Did you know this is also a snowflake?

They say that individual snowflakes can be classified into 80 some snow types? That is amazing! Our Creator is wonderful, isn’t He?! We simply can’t duplicate it. Here is a picture of artificial snow. Basically water droplets froze in the cool air and sprayed on the ski hills for our enjoyment… without the creativity:

You wanna hear another interesting tidbit of snowy inspiration? The ice crystals form when a water droplet freezes on a dust or pollen bit in the sky. Crystallization causes the ice to form into the symmetrical patterns we then classify based on those patterns. Each one is unique because of the twists and turns the dust particle makes on its way down from the atmosphere. Yup, we shovel dirt in the winter… it’s just covered in water. Oh, but how beautiful does that dawn of the new-fallen snow look from our windowsill? All white and pristine, before it gets tarnished by salt and grime and snow tires. The hubby made this remark as we turned the corner onto our street. Sure, I say, just happy to be home alive again from the treacherous trip. It’s beautiful… dirt and water piled high…

So, let’s make a little object lesson from our snow this week. In Psalm 51:7, David prays – “Cleanse me with hyssop, and I will be clean; wash me, and I will be whiter than snow.” Ever feel a little dirty on the inside? David could be our prime example of this object lesson. Yet, we are no less dirty. Our “specks of dust” twist and transform our ways and can pile up like the heaps of snow we shovel off the driveway. It has nowhere else to go. But, like that snowflake, God takes all that dirt… and covers it up to make something beautiful!

“Come now, let us reason together,” says the LORD. “Though your sins are like scarlet, they shall be as white as snow; though they are red as crimson, they shall be like wool.”  Isaiah 1:18 Our pure and just God cannot be tarnished by our unholiness, but when covered through Jesus’ sacrifice we shall be as white as snow! Our dust has been covered and only the beauty remains. What a promise!

Oh, friends, these days of Covid and snow and winter and isolation have many of us tired and fed up.
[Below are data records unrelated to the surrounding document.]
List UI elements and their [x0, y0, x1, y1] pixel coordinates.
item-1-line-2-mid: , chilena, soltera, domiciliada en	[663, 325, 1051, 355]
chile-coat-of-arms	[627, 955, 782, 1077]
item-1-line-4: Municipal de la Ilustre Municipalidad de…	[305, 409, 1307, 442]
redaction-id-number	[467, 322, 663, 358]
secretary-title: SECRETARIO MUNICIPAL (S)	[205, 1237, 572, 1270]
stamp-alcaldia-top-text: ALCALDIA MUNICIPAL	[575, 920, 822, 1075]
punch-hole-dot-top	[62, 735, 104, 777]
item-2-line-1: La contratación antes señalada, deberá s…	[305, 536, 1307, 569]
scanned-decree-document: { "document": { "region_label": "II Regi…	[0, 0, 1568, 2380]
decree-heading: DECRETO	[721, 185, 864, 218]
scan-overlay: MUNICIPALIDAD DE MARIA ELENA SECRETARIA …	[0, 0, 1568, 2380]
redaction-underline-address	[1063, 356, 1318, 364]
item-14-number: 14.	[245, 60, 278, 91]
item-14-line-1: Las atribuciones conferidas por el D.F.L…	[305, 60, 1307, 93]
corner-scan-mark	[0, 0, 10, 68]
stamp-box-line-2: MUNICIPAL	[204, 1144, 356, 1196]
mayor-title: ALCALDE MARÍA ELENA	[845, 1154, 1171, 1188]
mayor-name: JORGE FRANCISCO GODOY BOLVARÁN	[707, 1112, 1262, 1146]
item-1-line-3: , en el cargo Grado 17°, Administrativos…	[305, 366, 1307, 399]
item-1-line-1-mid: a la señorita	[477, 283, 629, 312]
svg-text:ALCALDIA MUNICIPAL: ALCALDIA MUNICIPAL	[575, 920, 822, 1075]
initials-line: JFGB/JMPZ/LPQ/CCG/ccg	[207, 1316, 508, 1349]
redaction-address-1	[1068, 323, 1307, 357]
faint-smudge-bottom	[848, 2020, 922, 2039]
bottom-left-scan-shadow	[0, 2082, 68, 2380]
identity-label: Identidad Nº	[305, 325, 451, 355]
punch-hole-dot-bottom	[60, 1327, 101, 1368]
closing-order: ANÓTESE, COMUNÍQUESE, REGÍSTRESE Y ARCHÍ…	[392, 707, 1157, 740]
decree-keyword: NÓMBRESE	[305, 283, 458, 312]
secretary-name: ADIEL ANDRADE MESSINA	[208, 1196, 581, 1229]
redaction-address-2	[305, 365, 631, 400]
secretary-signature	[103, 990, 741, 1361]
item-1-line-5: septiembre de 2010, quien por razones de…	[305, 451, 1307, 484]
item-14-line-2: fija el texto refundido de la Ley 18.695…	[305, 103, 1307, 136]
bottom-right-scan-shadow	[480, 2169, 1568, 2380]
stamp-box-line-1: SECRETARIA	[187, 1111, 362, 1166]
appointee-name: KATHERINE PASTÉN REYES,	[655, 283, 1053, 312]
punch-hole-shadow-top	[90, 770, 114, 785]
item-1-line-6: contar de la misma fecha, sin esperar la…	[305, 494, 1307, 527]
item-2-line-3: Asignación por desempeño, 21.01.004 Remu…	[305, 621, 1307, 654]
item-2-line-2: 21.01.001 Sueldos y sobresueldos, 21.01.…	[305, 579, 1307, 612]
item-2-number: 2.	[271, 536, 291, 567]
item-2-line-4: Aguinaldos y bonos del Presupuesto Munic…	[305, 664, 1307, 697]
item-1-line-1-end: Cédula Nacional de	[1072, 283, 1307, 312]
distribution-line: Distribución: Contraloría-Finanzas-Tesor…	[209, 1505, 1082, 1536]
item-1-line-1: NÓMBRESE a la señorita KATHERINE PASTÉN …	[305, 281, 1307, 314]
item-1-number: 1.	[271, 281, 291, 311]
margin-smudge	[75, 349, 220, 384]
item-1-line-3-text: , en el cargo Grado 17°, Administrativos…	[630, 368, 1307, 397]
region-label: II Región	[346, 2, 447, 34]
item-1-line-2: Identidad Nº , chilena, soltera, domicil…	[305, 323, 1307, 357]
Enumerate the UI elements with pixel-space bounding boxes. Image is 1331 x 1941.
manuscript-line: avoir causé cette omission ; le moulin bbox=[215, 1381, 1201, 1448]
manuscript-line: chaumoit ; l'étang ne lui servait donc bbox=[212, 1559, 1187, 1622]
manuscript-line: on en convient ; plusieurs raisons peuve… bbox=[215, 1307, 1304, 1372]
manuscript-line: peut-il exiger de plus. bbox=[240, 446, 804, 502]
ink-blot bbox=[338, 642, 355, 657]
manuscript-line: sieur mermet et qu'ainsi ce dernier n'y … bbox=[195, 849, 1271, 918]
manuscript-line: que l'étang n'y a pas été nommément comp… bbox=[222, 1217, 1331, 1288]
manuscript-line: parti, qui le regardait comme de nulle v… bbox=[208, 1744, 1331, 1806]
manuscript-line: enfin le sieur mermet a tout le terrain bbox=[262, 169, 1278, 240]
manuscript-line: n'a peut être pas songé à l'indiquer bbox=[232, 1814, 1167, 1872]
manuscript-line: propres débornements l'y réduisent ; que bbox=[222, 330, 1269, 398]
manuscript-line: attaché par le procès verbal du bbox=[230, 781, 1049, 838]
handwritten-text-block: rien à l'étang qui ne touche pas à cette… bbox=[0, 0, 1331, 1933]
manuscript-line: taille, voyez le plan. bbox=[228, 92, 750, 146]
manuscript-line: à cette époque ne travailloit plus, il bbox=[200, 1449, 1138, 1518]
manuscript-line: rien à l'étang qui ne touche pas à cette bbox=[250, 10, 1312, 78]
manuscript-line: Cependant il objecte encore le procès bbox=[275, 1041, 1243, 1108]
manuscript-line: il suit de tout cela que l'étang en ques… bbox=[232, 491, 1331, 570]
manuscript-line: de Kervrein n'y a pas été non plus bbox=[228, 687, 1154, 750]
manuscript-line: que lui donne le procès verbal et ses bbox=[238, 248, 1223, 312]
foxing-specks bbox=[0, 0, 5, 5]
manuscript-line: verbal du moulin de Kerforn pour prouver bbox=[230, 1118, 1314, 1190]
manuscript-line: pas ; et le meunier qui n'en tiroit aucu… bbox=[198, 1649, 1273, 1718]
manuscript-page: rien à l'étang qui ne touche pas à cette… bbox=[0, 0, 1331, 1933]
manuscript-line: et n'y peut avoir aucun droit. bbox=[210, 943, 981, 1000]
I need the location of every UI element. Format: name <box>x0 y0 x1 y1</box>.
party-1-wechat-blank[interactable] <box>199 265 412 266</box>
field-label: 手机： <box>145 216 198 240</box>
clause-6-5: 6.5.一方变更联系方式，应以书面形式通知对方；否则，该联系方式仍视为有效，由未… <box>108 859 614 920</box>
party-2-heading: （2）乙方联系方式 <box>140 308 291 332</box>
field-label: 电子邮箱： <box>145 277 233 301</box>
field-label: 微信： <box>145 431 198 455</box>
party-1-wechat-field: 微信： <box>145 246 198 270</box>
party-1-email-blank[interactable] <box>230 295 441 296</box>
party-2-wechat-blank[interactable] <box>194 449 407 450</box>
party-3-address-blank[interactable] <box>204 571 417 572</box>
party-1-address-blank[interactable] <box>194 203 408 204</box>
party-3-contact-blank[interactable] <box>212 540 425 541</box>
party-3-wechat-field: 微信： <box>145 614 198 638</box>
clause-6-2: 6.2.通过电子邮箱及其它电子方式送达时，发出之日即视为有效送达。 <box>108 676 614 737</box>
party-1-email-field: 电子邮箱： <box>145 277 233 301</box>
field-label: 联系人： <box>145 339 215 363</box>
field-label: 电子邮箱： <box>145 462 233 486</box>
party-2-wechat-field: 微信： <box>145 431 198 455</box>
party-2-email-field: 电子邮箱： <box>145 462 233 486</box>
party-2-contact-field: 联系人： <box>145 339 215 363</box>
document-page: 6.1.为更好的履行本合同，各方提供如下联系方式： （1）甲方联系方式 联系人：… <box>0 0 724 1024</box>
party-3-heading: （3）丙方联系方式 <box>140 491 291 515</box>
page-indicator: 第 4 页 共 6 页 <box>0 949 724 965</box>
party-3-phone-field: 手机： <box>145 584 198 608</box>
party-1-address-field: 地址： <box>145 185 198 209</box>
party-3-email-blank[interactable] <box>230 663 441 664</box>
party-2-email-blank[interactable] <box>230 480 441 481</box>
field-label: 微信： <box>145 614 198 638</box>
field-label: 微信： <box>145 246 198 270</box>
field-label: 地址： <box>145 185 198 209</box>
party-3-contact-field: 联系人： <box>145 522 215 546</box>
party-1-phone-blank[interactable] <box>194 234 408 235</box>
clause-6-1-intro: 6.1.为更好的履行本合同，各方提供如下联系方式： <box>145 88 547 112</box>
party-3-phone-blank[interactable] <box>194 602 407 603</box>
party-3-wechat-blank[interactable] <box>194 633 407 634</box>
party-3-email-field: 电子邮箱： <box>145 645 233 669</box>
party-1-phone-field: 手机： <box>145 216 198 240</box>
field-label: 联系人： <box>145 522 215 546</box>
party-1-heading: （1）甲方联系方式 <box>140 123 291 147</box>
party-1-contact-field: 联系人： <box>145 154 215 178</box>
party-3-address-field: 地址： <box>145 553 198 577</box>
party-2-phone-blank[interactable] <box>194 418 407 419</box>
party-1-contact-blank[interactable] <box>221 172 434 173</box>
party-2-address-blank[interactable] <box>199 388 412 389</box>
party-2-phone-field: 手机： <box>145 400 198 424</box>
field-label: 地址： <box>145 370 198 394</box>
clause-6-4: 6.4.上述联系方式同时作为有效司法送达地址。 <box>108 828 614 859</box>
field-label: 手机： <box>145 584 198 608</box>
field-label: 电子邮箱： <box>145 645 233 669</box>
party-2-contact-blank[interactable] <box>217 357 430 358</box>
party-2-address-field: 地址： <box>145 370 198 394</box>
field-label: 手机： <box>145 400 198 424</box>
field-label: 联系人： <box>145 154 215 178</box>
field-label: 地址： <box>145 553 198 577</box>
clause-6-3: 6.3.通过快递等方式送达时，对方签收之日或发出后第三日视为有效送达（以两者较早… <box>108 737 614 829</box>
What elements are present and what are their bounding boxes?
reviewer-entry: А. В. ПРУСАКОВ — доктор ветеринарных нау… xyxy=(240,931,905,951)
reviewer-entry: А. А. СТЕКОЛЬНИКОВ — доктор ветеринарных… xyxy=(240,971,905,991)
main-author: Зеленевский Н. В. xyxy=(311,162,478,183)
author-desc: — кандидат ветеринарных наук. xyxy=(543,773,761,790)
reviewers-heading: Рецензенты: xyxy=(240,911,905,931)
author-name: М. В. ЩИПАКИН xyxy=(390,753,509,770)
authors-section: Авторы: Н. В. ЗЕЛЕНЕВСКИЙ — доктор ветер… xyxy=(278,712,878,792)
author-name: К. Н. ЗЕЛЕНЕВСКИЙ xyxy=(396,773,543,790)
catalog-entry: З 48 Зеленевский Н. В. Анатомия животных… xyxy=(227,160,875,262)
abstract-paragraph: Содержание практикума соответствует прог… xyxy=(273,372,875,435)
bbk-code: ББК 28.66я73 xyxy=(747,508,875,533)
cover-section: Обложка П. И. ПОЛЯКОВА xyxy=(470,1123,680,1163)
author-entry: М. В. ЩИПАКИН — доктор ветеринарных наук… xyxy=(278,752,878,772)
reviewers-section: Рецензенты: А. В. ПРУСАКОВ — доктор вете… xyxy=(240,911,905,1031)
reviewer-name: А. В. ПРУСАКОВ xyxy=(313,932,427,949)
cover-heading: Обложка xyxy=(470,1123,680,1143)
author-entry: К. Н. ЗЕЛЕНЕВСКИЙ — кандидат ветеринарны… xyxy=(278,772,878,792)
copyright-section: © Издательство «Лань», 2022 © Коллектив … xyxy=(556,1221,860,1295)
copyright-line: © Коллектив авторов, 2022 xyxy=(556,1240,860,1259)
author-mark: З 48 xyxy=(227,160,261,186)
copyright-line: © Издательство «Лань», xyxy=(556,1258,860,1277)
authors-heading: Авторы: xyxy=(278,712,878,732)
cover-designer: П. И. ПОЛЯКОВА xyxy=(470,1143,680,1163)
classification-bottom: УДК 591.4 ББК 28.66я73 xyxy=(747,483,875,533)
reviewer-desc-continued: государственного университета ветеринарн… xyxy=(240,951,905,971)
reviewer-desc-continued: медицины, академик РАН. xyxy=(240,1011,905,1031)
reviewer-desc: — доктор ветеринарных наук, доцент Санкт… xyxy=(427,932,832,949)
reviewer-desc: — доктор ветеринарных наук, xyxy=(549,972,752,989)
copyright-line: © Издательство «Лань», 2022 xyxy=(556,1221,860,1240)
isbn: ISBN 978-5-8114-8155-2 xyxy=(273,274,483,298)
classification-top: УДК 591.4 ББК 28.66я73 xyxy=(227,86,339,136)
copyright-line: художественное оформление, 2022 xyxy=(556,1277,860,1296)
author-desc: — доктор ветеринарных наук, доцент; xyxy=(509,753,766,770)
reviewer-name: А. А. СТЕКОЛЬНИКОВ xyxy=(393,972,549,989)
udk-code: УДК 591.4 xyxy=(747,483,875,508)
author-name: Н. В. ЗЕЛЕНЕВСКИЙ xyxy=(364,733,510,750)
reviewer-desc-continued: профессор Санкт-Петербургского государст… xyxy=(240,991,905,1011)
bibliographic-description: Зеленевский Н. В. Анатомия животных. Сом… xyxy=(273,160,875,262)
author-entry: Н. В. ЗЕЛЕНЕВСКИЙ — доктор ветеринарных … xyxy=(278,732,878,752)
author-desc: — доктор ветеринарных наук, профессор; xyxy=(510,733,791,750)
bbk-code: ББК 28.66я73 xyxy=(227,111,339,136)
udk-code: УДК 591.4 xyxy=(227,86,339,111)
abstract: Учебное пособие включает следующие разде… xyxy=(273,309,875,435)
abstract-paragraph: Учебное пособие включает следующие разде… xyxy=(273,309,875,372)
We are heavy-ladened with the burdens of just trudging through… literally! Alas, our hope is full and it covers the dirt completely! We need cleansing and some good old fashion scrubbing to revive us so that we will be as white as the snow. I’m looking forward to finding that little bit of magic in all this. The silver lining … or should I say the white lightning in the simplicity of some dirt and a water droplet.